Restless legs syndrome (RLS), characterized by an urge to move the legs, is usually associated with involuntary, rhythmic brief contractions of the legs during sleep known as periodic limb movements. The population prevalence of 1.5% to 2.7% in a subgroup of patients having more severe RLS with symptoms occurring 2 or more times a week and causing at least moderate distress. Over the years, the treatment algorithm for RLS has changed, with the most updated recommendations stating that dopamine agonists, otherwise commonly used agents, should only be used as second-line therapies.

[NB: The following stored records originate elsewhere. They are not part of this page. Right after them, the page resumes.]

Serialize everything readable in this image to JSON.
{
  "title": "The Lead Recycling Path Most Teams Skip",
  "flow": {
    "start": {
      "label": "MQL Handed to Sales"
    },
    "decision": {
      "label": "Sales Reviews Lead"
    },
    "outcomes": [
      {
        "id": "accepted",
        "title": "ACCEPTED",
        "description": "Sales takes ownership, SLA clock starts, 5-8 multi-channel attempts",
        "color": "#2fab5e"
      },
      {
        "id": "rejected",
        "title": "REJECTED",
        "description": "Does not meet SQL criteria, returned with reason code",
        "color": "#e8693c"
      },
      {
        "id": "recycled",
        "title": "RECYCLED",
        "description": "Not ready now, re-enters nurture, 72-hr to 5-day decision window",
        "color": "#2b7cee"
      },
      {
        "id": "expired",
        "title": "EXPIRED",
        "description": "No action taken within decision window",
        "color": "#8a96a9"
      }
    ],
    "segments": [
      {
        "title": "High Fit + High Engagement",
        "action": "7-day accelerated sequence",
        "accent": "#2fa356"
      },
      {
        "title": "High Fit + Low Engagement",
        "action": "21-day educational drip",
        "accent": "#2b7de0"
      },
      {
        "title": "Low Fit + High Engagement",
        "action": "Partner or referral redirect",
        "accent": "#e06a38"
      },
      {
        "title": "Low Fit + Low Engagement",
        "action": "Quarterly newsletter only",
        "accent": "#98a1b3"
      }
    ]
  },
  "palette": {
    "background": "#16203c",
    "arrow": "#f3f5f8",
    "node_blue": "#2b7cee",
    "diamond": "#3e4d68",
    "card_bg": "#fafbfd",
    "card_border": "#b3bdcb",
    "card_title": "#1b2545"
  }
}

The guidelines, published in 2021 by John Winkelman, MD, PhD, and others, also state that low doses of opioids are effective treatments for patients with RLS when used properly in safe fashion. Additionally, the newly updated algorithm provides clarity for various forms of RLS, including intermittent, chronic persistent, and refractory. In childhood, the guidelines recommend nonpharmacologic approaches, including a consistent bedtime routine, avoidance of sleep deprivation, and elimination of caffeine. Above all, for both adults and children, alpha2-delta ligands should be considered the first-line therapy for RLS.
At the 2023 SLEEP Annual Meeting, held June 3-7, in Indianapolis, Indiana, Winkelman gave a talk on the updated guidelines, and the take-home points clinicians should be aware of. Following his presentation, he sat down to discuss some of the pertinent next steps in advancing the treatment and management of RLS. Winkelman, chief of the Sleep Disorders Clinical Research Program at Massachusetts General Hospital, spoke specifically about the need to update previous data on standard medications used to treat RLS, as well as conduct studies that compare specific therapeutic approaches and their effectiveness.